Любка вторую зиму жила на барском дворе в Извалах, у господ Паниных, когда нанялся к ним в пастухи Игнат.
Ему шел двадцать первый год, ей двадцатый. Он был из бедного дома в Чесменке, одной из деревень, составляющих Извалы, она из такого же в Шатилове, что неподалеку от Извал. Но говорили, что она «полукровка», незаконная дочь шатиловского барина. Да и выросла она при господах. И поэтому, чем более волновала пастуха ее красота, тем более думал он о горничной, тем более робел. А чем более робел, тем чаще думал, тем сумрачнее и молчаливее становился.
В черных блестящих глазах Любки была какая-то ясность, откровенность. Ловко и спокойно крала она одеколон и мыло у барыни, седой вдовы, курившей тонкие душистые папиросы. Иногда была она жива, наивна и казалась моложе своих лет, иногда – старше, все испытавшей женщиной. Да и груди были у нее как у женщины. А для Игната, еще не знавшего женщин, отношения между мужчинами и женщинами становились все страшнее и желаннее. Непроще, скрытнее его не было малого во всех Извалах. Даже едучи на розвальнях на гумно, за колосом для скотины, никогда не отвечал он прямо и сразу на вопрос: куда едешь? Избегая взгляда Любки, не поднимая угрюмых глаз, стыдясь своих лаптей, шапки и ошмыганного полушубка, он исподлобья следил за ней, и спокойное бесстыдство ее, смутно им понимаемое, было для него и жутко и пленительно.
Усиливали его любовь и барчуки.
Барчуки, – уже лечившийся на Кавказе офицер Алексей Кузьмич и Николай, все переходивший из одного учебного заведения в другое, – приезжали зимой только на большие праздники.
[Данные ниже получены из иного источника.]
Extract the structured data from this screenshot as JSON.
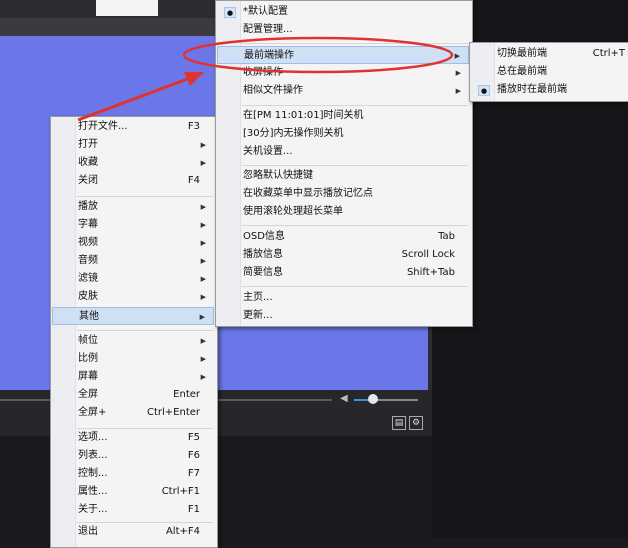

В этом году на масленицу приехал сперва младший. И Любка была особенно оживлена, вид имела особенно откровенный, не будучи, впрочем, откровенной ни с кем. Так и сияли ее неподвижные глаза, когда она, черноволосая, крепкая, с сизым румянцем на смуглых щеках, в зеленом шерстяном платье, во весь дух носилась то за тем, то за другим из людской к дому и от дома к людской, по темнеющей среди снежного двора тропинке. И за масленицу, за эти серые дни, слегка туманившие, делавшие тусклыми сосны и ели в палисаднике, слегка кружившие голову своим теплом и праздничным чадом из труб, Игнату не раз приходилось натыкаться на игру барчуков с Любкой.
Как-то в сумерки он видел: она выскочила из дома с злым, раскрасневшимся лицом и растрепанными волосами. За ней, смеясь и что-то крича, выбежал на крыльцо, на тающий снег, Николай Кузьмич, приземистый, большеголовый, с тупым и властным профилем, в косоворотке из белого ластика и лакированных сапогах. А вечером Любка, веселая, запыхавшаяся, столкнулась в темных сенях людской с Игнатом.